Она казалась новобрачной, бедная Ада, с этими своими глазами, расширившимися словно от счастья. Ее болезнь умела подделать любые чувства.

Гуидо ехал вместе с нею: он должен был проводить ее и спустя несколько дней вернуться. Сидя на скамейке, мы ждали, когда поезд тронется. Ада высунулась в окно и махала платочком до тех пор, пока не исчезла у нас из глаз».

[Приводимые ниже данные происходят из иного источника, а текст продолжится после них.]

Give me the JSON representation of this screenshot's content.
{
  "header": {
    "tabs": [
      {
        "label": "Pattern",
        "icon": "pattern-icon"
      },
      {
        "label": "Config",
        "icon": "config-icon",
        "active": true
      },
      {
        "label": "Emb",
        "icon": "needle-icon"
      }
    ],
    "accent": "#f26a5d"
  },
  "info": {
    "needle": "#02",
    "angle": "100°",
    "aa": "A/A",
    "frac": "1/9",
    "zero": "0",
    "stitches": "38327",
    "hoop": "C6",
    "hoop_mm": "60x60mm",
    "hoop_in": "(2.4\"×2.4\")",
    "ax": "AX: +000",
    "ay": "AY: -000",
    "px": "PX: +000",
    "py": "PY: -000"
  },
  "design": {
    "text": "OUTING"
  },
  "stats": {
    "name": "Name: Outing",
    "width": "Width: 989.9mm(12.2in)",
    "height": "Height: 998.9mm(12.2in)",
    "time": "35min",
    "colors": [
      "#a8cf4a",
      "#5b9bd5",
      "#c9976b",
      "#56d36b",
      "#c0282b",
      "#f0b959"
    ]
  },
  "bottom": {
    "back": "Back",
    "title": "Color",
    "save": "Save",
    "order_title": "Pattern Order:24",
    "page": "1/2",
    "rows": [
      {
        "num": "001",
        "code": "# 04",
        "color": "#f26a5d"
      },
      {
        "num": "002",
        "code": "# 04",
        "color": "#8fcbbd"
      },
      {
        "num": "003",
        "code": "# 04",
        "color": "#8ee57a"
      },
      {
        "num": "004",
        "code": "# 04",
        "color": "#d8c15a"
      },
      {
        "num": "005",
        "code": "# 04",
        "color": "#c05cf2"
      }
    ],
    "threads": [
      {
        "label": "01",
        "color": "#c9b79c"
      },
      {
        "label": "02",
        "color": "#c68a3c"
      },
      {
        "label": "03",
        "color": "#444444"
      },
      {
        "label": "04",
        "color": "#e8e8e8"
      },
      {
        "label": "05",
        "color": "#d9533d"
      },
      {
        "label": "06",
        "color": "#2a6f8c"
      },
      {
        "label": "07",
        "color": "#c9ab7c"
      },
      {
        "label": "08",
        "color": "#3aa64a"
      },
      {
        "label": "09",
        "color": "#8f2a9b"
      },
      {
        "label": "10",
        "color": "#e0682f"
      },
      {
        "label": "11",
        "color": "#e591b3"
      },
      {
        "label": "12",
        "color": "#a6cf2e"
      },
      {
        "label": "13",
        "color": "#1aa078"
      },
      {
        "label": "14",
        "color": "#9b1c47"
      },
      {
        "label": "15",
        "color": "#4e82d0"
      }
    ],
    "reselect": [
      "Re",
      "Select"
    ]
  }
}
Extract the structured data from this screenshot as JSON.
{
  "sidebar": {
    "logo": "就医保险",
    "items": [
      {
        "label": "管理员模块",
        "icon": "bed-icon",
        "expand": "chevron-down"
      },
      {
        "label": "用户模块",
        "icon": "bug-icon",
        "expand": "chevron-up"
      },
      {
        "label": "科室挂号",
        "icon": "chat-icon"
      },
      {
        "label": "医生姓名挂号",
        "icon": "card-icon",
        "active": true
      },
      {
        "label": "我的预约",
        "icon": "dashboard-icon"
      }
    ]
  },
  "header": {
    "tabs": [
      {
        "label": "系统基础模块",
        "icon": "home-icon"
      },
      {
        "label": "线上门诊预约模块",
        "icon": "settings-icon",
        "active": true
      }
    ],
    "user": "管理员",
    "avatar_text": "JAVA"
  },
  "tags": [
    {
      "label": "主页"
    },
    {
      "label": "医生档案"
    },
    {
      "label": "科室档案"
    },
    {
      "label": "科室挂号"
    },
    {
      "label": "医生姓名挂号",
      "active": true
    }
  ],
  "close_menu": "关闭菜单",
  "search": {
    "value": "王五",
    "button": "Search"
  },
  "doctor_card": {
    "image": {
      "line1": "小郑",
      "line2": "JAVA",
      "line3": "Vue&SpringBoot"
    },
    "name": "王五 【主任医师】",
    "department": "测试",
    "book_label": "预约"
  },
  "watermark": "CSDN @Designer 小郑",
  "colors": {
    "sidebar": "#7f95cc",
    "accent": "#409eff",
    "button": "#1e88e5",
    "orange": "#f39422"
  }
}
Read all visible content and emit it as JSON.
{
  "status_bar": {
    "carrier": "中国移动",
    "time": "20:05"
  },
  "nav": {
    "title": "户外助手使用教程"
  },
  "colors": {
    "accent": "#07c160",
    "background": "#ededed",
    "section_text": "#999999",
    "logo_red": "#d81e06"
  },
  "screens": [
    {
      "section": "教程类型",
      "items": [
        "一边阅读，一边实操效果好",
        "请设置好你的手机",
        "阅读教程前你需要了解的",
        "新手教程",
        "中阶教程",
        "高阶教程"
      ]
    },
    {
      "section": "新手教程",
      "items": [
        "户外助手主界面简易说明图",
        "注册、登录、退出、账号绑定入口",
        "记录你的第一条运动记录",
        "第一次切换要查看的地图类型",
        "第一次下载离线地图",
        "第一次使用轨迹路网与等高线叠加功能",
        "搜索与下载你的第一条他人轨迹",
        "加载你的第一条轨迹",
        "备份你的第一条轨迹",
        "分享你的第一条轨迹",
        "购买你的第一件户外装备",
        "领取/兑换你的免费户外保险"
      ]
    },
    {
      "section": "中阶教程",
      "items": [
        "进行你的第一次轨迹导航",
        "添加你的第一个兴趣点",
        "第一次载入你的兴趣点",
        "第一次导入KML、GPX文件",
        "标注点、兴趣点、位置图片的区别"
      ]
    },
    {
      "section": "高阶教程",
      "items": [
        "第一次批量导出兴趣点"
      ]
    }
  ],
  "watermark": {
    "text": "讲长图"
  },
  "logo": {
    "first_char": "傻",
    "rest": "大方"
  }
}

Потом мы проводили всхлипывающую синьору Мальфенти домой. Когда мы прощались, теща, поцеловав Аугусту, поцеловала также и меня.

– Извини! – сказала она, засмеявшись сквозь слезы. – Это вышло у меня нечаянно, но если ты позволишь, я поцелую тебя еще раз.

Даже маленькая Анна, теперь уже двенадцатилетняя, пожелала меня поцеловать. Альберта, которая в ближайшее время должна была обручиться и, следовательно, бросить национальный театр на произвол судьбы и которая была обычно со мной очень сдержанна, в тот день с жаром протянула мне руку. Все любили меня за то, что моя жена была цветущей, здоровой женщиной, и выражали, таким образом, неприязнь Гуидо, жена которого была больна.

Но именно тогда я едва избежал риска сделаться менее образцовым мужем. Я невольно заставил страдать свою жену, и виной всему был сон, которым я по простоте душевной с ней поделился.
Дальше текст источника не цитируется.